# 6 – Locally Weighted Linear Regression

Locally weighted regression is also called LOESS or LOWESS. It’s inspired by cases when linear regression, which simply fits a line, isn’t sufficient, but we don’t want to overfit either. I found the notes by University of Manitoba, Canada to be an excellent resource for this topic.

## Motivation

One motivation of this algorithm is that we don’t always know how our data will look like. Sometimes we’re lucky, and it’s linear, so linear regression does a good job. Sometimes, it’s quadratic. Sometimes, it maybe sinusoidal, and sometimes it may just be all over the place. However, given a point we want to predict at, we want our prediction to be as good as possible. How do we achieve this?

One rather intuitive reasoning is that although all the points together may not help us build a nice model, the points near to the test point are a good way to estimate the value we should predict. We’re still doing regression, but we’re giving more focus, or emphasis, or (you see where I’m going here) weightage to points in the training data that are close to the point we want to make a prediction on. Here’s an example from the lecture slides I linked to above. The blue dots are the training data. We have a test point, $x^{(new)}$, and we want to predict the value of $y$. Obviously, fitting one line to this whole dataset will lead to a value that’s way off the real one. Let’s use this weighting concept and only look at a few nearby points, and perform regressions using those nearby points only: Well that’s significantly better. It looks like the predicted value of $y$ is something we’d expect given how our curve looks. Let’s now go over the math for this, and see how we change standard linear regression to this.

## The model: similarities

The good news is that a lot of the model remains the same. In particular, our hypothesis function remains exactly the same, that is, given a test case $x$, we predict: $h(x) = \Theta^T x$

So we still have to find the parameters $\Theta$ and output the same hypothesis function. Let’s now see what’s changed to make this weighting effect happen.

## Tweaking standard linear regression

In standard linear regression, we took the training data, used gradient descent to fit the parameters, and that was it. We didn’t need the training data to make a prediction. Notice, however, that in locally weighted linear regression, we need the training data as well as the parameters to make a prediction, because we also need to know which points are close to the test point. This also means that we don’t have one ready model that we can use for any new test point. For this reason, locally weighted linear regression is called a non-parametric model.

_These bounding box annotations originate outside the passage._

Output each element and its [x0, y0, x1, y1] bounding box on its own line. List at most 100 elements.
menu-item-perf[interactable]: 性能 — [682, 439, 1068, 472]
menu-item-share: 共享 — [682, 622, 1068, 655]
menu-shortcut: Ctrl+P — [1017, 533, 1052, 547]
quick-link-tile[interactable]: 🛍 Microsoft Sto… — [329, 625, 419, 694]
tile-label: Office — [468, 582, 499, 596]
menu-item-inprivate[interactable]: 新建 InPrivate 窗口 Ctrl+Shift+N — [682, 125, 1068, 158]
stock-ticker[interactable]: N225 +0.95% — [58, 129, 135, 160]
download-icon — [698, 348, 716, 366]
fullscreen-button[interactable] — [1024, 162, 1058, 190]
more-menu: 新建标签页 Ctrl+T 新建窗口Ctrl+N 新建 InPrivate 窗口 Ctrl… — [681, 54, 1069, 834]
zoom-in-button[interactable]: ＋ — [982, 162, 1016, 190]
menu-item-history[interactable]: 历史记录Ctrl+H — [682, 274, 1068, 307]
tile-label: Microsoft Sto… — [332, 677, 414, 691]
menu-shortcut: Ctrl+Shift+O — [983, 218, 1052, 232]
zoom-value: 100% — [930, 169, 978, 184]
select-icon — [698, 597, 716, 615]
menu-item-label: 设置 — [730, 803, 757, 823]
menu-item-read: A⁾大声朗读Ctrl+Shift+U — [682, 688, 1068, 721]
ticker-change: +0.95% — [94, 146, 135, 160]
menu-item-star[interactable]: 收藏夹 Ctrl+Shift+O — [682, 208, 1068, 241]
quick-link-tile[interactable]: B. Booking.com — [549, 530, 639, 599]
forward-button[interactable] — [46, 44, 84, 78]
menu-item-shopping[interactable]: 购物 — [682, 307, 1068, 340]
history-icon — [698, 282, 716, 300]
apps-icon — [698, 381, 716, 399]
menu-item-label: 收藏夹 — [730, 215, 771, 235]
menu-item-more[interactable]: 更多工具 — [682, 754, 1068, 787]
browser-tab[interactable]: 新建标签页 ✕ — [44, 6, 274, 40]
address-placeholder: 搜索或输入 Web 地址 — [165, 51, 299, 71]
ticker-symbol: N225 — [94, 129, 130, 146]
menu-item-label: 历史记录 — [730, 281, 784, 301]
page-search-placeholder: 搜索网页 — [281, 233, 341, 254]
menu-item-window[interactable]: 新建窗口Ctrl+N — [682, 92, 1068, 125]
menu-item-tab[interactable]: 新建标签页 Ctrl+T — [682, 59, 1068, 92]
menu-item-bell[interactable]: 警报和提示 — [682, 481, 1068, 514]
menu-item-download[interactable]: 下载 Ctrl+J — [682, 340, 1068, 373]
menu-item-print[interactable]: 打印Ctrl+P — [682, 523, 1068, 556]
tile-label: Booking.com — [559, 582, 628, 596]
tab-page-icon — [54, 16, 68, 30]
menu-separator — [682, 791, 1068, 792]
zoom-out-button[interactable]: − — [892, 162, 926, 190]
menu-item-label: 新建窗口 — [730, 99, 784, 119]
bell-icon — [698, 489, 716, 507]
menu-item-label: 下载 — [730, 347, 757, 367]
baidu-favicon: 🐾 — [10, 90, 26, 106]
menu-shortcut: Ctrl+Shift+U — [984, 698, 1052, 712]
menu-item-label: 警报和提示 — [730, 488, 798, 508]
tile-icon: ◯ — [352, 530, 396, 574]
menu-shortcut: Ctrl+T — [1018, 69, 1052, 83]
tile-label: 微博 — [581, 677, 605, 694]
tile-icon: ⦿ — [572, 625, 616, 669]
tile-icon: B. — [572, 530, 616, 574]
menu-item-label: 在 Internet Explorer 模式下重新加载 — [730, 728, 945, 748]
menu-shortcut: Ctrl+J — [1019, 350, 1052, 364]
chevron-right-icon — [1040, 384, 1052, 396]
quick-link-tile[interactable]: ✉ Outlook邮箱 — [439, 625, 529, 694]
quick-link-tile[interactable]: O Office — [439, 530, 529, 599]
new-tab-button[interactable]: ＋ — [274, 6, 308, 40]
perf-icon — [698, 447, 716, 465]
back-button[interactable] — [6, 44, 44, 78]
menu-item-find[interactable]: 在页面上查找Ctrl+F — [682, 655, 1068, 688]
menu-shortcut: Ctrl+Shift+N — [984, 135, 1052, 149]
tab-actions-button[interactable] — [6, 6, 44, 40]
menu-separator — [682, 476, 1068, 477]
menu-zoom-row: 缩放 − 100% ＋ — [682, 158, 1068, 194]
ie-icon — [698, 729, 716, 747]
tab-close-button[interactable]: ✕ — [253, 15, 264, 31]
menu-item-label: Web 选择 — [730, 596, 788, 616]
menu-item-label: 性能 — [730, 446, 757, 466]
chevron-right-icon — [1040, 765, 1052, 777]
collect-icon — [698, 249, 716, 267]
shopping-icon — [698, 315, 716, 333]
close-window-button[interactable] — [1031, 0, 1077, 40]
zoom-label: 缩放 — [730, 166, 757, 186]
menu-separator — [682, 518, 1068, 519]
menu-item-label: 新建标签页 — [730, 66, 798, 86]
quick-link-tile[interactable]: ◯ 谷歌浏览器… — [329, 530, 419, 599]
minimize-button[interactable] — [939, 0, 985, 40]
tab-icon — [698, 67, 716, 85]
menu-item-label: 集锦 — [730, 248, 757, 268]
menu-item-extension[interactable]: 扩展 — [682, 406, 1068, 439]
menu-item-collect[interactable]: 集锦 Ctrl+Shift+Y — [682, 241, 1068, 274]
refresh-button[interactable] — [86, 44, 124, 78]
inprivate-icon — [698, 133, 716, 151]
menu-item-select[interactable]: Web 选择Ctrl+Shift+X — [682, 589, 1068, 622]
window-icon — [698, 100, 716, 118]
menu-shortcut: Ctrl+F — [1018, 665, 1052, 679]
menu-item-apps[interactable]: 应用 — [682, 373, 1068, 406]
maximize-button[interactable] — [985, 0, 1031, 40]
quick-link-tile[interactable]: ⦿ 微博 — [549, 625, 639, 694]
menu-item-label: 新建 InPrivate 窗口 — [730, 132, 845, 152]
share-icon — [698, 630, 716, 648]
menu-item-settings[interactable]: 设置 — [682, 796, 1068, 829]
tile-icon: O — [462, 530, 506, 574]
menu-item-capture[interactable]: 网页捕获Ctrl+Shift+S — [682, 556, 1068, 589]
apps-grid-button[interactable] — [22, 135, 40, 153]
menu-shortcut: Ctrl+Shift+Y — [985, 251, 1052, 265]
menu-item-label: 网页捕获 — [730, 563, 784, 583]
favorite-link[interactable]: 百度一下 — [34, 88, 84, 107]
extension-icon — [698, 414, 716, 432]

Recall now, that in standard linear regression, we fit $\Theta$ to minimize the cost function: $J(\Theta) = \frac{1}{2m} \sum_{i=1}^m \left( h(x^{(i)}) - y^{(i)} \right)^2$

The only difference now is that we need a weight term, like so: $J(\Theta) = \frac{1}{2m} \sum_{i=1}^m w^{(i)} \left( h(x^{(i)}) - y^{(i)} \right)^2$

This weight term is obviously a function of the test point and the training data points. Why? Because it needs to tell us how close the test point is to each of the training data points. Such a distance measure is called a kernel function. Kernel functions will be useful in other learning algorithms as well, particularly in Support Vector Machines. For locally weighted linear regression, an extremely popular choice is the Gaussian kernel. The reason is that this kernel function reflects what we want with this kernel: for points that are close to the test point, the value is higher, and for points far away, it tends to (but never equals) zero. Let’s have a look at this kernel function: $w^{(i)} = \exp \left(- \frac{(x^{(i)} - x)^2}{2 \tau^2} \right)$

Most of the terms should be familiar. $x^{(i)}$ is each training example point. $x$ is the test point. We have a new parameter, $\tau$. This in effect determines the width of the kernel. Let’s visualize this: It’s now easy to see that if $\tau$ is bigger, then more points are considered while fitting our local linear regression model. This is a hyperparameter, which means that it is a parameter of the model, but it’s one that you choose, not one that the model learns.

One way to look at this kernel function is that for training points near the test point, $x^{(i)} - x$ is small (close to 0), so the weight is close to 1. For training points far away, $x^{(i)} - x$ is big, so the weight term is close to 0.

Without proof, I’ll state here that the optimal value of $\Theta$ here is given by: $\Theta = (X^T WX)^{-1}X^T WY$

If you notice closely, you’ll see that this is exactly what we derived for the standard linear regression model, except that $X^T X$ is replaced by $X^T WX$.